Le storie di diversi personaggi si intrecciano  intorno ad un immaginario carcere della provincia italiana, mettendo in evidenza i molti punti di vista diversi su questa istituzione.  

Di seguito un passaggio del libro dove si narra dei pensieri di Fabrizia. Orfana cresciuta dai nonni,  accogliendo la proposta del cappellano Padre Angelo, va a suonare in carcere durante la Messa. Di lei si invaghisce Enzino, calciatore mancato cresciuto a Ostia, che alla Rocca sconta la sua pena. Qui si ritrovano insieme durante una non meglio precisata “rivolta”.

«“Io per me mi sono fatta un’idea: se le cose non si possono cambiare direttamente, come sognavano mamma e papà, e ancora prima i nonni, tramite la militanza, bisogna farlo con la prossimità, la cura e la costruzione di relazioni umane autentiche, remando in direzione ostinata e contraria (mi chiamo Fabrizia mica par caso) rispetto a una società piena di spinte centrifughe e individualiste. Che, a proposito, tanto dai diamanti non nasce niente, per i fiori ci vogliono vite di merda come le nostre”. Ora tutto questo flusso di ricordi e di autocoscienza Fabrizia non lo ebbe in cella, nascosta con Vincenzo, mentre aspettavano che le guardie riprendessero il controllo della Rocca e li liberassero da quell’incubo, e forse così lucido non lo avrà mai. Però le sarebbe piaciuto, le sarebbe piaciuto condividerlo con quell’uomo che sentiva incomprensibilmente vicino, affine contro ogni evidenza. Certo Enzino non avrebbe capito tutto, come gli capitava col Professore che gli spiegava Pasolini, però pure a lui sarebbe piaciuto farsi spiegare. Che poi, forse, l’essenziale l’aveva capito già. Per quello che mancava avrebbe fatto un baratto, come con il professore: “Lo sai com’è la regola der foriggioco, Fabbri’? No? Allora famo così: te me spieghi ‘sta Ginestra, e io te faccio capì come funziona, te va bene?”Sarebbero potuti andare avanti parecchio».

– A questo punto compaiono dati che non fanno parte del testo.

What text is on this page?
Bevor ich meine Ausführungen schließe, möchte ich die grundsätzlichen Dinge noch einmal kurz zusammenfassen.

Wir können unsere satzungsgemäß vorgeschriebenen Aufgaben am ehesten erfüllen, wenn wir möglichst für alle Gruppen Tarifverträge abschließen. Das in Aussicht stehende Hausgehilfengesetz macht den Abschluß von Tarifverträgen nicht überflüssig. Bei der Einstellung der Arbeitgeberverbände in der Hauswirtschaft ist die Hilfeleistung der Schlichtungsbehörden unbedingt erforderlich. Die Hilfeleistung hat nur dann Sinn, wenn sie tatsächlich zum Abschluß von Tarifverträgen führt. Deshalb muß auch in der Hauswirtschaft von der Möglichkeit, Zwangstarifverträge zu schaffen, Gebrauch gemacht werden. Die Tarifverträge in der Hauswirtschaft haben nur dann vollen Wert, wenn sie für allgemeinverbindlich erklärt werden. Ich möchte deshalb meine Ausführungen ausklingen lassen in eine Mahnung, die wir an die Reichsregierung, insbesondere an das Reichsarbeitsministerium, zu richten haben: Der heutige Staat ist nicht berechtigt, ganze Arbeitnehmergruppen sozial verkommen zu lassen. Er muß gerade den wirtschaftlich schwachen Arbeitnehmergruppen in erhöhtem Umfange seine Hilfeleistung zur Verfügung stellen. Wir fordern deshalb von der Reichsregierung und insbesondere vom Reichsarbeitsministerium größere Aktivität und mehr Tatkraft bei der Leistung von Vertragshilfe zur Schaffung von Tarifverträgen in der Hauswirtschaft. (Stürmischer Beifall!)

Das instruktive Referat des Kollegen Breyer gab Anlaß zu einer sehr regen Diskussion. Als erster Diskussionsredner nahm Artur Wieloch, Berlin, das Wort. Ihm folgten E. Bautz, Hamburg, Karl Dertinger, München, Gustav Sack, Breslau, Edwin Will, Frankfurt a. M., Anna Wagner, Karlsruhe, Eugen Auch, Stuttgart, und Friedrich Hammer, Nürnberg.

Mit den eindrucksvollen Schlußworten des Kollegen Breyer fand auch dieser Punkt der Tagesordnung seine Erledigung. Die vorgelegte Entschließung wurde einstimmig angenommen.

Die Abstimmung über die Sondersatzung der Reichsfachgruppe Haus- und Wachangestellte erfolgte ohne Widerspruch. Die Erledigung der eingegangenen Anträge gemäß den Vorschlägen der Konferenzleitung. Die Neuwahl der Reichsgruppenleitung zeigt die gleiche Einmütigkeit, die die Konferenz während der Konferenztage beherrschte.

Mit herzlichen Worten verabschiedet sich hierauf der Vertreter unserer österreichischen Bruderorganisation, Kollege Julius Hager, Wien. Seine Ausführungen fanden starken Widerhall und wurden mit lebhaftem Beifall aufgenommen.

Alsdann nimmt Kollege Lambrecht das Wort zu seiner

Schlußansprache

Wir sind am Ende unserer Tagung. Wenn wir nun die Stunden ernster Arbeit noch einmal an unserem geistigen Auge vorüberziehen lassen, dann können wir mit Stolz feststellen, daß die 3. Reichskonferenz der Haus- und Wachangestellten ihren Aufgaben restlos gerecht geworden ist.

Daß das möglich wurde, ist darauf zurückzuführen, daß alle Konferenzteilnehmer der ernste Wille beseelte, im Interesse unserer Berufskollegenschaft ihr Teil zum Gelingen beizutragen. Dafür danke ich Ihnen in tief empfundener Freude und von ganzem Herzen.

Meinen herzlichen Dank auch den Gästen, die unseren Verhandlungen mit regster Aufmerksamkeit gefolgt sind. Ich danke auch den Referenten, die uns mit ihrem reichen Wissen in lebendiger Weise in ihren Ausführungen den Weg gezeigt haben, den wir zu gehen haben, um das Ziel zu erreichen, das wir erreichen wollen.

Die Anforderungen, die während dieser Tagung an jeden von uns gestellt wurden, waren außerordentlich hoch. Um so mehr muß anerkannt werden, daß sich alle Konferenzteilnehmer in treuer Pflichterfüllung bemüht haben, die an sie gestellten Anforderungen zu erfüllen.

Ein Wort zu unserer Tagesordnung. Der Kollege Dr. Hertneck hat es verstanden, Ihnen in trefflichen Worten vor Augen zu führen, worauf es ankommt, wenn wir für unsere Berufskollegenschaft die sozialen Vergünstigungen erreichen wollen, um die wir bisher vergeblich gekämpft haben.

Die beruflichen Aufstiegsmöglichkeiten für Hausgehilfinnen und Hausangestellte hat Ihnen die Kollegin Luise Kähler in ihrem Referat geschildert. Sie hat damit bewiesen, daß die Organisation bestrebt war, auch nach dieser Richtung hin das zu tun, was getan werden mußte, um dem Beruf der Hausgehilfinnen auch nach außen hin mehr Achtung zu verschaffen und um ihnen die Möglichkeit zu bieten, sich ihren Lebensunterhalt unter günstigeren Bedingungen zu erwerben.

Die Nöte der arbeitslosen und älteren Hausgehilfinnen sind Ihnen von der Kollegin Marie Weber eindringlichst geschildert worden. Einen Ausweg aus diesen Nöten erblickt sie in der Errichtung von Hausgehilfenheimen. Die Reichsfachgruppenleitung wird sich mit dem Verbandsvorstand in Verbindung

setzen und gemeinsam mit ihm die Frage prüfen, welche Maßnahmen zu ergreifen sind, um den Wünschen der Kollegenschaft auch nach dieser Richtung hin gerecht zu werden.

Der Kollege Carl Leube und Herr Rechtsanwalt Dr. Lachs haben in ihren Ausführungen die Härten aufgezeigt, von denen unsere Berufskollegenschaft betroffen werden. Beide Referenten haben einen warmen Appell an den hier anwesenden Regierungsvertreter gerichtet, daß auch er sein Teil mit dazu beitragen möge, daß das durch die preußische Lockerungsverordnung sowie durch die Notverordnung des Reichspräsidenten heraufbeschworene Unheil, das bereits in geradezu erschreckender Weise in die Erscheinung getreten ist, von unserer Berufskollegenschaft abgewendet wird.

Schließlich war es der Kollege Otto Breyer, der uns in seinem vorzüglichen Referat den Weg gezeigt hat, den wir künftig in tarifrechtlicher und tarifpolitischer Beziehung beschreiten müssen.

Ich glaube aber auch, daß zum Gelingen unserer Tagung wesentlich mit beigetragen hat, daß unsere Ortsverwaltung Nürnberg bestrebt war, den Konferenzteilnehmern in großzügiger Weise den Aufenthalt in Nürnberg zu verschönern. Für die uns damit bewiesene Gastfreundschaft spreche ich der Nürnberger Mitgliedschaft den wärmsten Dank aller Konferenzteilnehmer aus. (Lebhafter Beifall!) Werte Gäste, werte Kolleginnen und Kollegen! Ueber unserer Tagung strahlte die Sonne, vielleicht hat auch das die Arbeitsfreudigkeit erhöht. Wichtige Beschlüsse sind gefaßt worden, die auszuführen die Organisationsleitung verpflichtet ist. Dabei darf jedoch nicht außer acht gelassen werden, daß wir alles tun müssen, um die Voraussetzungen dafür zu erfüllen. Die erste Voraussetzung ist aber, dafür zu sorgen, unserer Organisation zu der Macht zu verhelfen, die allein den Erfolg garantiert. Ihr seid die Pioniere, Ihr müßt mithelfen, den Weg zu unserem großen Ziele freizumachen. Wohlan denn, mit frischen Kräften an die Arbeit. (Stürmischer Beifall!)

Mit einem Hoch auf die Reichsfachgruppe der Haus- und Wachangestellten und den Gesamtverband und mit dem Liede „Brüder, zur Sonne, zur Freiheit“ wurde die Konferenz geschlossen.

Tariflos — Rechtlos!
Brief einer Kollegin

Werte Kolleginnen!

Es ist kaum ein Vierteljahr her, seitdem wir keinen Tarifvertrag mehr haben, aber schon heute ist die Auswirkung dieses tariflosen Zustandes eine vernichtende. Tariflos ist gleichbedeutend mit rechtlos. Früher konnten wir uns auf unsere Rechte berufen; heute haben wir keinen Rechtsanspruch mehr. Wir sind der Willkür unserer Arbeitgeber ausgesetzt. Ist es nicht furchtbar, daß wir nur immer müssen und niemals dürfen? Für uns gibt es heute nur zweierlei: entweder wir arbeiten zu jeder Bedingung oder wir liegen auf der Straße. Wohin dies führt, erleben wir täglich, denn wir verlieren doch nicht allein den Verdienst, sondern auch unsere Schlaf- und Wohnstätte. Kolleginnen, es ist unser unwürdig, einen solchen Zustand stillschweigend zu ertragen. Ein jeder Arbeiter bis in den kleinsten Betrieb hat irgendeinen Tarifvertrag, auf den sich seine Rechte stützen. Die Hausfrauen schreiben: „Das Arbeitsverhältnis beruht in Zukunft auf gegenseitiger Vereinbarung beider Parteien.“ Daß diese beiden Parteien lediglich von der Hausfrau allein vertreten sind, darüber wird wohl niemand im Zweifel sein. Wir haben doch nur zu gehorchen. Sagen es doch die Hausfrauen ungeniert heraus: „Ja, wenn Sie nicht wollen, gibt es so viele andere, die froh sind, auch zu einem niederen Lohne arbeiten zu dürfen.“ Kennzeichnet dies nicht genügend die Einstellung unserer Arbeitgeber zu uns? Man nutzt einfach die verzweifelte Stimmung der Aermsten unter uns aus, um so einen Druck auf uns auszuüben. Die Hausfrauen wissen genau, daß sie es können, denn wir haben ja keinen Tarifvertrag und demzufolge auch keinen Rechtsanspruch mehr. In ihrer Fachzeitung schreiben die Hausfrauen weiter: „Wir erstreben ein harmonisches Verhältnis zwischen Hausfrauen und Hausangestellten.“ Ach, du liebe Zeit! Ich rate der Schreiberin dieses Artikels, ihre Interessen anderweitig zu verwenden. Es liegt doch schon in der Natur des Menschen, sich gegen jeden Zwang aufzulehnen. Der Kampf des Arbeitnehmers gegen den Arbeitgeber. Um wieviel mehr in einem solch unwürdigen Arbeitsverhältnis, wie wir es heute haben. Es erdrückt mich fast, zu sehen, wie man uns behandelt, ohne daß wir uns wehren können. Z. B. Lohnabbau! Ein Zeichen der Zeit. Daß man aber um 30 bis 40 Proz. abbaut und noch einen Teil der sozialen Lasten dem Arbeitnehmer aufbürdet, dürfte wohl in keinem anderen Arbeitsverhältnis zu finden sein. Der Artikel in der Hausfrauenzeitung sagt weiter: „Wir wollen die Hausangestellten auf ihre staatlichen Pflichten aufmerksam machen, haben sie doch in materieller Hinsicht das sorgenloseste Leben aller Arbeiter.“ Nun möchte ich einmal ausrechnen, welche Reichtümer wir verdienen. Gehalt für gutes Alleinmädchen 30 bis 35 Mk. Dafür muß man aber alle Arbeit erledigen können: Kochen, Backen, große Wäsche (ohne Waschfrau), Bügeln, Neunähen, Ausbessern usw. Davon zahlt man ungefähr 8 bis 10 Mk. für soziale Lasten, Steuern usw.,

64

Patrizia Chelini è nata e vive a Roma, città che ama. Ha finora pubblicato i romanzi: Devo andare (2005, ed. Traccediverse); Continua a parlare (2006, ed. Baldini Castoldi Dalai); Sequestro a Largo Argentina (2020, ed. Porto Seguro). Un suo racconto è inserito nella raccolta A Roma… Prati (2022, ed. Romapersempre).

Aldo Ciani è nato nel 1967 a Roma, dove vive con la moglie e il figlio.Tra gli anni novanta del Novecento e i primi del Duemila ha fatto molto volontariato, occupandosi in particolare di giovani tossicomani e malati di AIDS. Spesso, oltre che in ospedale e, nei brevi periodi di remissione, a casa, o nei casi più difficili per strada, alle stazioni e alle mense per i poveri, visitava i suoi amici in carcere, luogo dove, per oltre dieci anni, è entrato (e uscito) almeno una volta a settimana.